Excellentes histoires. De nos jours le plomb semble partout, excepté dans de nombreuses cervelles!

Causette
Causette
10 décembre 2012 15 h 49 min
Reply to  Lapa

Ah oui! excellentes ces histoires d’empoisonnement.

Et dire que certains recherchent des restos proposant sushis à volonté 🙄

Lapa
Administrateur
Lapa
11 décembre 2012 0 h 37 min
Reply to  Causette

oui mais les sushis c’est bon. enfin je préfère les makis perso…

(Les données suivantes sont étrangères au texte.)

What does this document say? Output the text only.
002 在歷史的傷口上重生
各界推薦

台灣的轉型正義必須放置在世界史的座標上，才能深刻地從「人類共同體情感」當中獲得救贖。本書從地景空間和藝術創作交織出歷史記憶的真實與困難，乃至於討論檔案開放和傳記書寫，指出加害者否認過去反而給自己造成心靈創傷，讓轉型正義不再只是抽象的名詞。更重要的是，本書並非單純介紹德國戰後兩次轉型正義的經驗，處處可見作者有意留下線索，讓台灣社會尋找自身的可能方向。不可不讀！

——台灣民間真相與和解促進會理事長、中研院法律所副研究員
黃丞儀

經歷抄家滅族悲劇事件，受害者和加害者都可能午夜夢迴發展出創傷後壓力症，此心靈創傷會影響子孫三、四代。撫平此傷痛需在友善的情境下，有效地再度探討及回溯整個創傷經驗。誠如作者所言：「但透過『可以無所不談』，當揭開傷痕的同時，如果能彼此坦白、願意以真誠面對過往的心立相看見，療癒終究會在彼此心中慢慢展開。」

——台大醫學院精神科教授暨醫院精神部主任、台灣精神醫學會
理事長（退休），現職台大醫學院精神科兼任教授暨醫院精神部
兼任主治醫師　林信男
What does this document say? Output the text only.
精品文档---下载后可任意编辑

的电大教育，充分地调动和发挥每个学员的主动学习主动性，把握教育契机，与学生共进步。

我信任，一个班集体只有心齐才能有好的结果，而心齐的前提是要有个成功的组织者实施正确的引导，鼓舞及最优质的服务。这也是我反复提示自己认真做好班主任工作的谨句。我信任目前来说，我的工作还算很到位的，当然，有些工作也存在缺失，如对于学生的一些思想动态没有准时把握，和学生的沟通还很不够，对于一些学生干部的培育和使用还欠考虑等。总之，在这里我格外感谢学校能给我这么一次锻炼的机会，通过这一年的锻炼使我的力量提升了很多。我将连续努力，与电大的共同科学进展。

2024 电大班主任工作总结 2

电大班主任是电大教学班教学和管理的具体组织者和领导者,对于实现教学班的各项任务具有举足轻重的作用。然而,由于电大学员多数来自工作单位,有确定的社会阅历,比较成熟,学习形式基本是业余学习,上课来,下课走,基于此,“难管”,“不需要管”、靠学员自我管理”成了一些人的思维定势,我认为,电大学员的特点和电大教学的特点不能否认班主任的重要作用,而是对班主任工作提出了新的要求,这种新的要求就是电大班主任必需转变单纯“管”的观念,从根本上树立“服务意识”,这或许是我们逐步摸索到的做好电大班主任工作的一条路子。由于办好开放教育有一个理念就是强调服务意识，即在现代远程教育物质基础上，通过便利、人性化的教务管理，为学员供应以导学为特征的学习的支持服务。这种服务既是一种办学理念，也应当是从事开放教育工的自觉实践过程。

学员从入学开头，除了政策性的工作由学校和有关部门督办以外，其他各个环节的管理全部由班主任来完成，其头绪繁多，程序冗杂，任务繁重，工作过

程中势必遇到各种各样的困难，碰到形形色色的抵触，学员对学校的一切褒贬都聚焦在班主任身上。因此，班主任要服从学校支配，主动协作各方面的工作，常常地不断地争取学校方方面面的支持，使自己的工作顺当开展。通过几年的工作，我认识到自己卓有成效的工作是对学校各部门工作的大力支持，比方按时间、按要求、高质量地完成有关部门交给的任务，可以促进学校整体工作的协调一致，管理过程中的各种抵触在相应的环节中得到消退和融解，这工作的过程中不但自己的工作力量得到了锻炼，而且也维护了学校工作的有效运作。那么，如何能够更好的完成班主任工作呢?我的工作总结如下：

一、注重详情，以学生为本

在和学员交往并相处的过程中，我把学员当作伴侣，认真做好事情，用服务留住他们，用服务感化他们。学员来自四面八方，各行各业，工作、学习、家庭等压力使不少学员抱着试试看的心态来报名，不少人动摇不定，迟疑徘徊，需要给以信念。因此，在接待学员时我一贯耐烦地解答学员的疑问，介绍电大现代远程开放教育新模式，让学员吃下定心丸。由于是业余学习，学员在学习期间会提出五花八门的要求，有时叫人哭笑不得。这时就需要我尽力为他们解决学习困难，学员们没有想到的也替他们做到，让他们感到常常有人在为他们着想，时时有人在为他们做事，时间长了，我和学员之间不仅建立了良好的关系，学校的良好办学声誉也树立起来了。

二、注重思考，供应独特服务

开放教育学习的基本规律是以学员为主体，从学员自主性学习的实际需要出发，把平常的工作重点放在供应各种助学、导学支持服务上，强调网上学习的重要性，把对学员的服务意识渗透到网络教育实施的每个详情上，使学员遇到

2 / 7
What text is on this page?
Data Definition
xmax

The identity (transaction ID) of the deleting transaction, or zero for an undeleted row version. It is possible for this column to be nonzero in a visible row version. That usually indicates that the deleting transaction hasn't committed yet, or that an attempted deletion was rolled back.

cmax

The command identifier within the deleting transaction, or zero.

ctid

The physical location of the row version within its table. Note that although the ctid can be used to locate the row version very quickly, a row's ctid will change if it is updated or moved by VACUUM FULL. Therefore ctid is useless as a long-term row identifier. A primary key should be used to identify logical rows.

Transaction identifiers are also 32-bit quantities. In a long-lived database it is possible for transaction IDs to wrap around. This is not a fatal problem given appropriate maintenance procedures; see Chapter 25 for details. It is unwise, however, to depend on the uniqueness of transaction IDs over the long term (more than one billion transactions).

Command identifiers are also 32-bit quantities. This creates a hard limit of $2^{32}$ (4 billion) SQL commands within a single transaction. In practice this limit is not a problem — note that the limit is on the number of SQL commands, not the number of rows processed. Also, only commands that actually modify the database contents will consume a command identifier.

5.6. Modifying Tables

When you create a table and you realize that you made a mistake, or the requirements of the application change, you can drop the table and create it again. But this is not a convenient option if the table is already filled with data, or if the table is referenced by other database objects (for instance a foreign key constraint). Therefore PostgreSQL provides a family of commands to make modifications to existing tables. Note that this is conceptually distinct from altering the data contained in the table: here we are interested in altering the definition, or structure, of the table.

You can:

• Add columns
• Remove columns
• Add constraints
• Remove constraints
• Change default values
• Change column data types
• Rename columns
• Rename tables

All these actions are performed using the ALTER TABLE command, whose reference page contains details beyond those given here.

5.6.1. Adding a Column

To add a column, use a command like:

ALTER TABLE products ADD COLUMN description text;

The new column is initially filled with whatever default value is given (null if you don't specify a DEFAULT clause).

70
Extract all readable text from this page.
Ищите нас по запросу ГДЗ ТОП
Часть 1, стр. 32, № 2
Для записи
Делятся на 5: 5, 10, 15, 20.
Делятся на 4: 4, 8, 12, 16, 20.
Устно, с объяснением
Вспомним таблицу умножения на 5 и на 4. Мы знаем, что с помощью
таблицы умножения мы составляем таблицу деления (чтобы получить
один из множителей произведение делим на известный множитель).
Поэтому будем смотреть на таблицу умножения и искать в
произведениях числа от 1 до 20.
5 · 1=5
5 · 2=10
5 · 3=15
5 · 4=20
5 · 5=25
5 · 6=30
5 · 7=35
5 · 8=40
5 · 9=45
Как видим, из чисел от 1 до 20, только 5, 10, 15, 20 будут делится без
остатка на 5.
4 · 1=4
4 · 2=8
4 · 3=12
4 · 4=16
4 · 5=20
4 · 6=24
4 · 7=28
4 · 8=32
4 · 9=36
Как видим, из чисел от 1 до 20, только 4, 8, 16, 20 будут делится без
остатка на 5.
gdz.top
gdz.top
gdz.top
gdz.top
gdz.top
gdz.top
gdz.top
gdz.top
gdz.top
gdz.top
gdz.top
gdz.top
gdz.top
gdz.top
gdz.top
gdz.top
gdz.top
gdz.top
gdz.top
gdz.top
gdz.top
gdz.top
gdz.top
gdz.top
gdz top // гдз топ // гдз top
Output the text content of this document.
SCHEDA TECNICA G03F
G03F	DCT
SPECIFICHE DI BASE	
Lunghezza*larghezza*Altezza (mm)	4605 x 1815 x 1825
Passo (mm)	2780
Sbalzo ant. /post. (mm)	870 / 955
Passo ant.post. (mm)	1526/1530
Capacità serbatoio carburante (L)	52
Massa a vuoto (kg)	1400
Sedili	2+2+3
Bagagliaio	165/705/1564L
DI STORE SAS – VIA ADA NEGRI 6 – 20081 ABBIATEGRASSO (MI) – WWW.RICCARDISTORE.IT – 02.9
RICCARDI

ceci dit par principe je suis pas fana de la bouffe « à volonté ». 😉 Tiens ça fait longtemps que je me suis pas fait un jap’ avec tout ça 😀

Lapa
Administrateur
Lapa
11 décembre 2012 23 h 33 min

à propos de cure de jouvence. n’y avait-il pas une dame qui prenait des bans de sang de vierges?

Il me semble avoir vu un (piètre) film dessus.

Je suis sûr que Furtif va tout nous dévoiler!

Lapa
Administrateur
Lapa
11 décembre 2012 23 h 33 min
Reply to  Lapa

bains pardon 😉

Dieu Pardonne
Dieu Pardonne
22 décembre 2012 18 h 51 min

Merci pour l’article, Il est une chose qui est bien vrai, c’est que quoique l’on puisse faire,dieu pardonne à n’importe qui, les plus riches comme les plus pauvres !

ranta
ranta
22 décembre 2012 23 h 14 min
Reply to  D. Furtif

Comme disait Ron Hubbard, que Notre seigneur lui pardonne sa concurrence déloyale, la meilleure façon de faire fortune rapidement reste encore de créer une religion.

Certificats y compris.

ranta
ranta
22 décembre 2012 23 h 25 min
Reply to  D. Furtif

Dieu dans sa grande sagesse a créé la femme pour occuper les « curés ». Sans doute qu’il a parié que tant qu’ils s’intéresseraient à leurs âmes les dits « curés » ne se demanderaient pas à quoi il sert.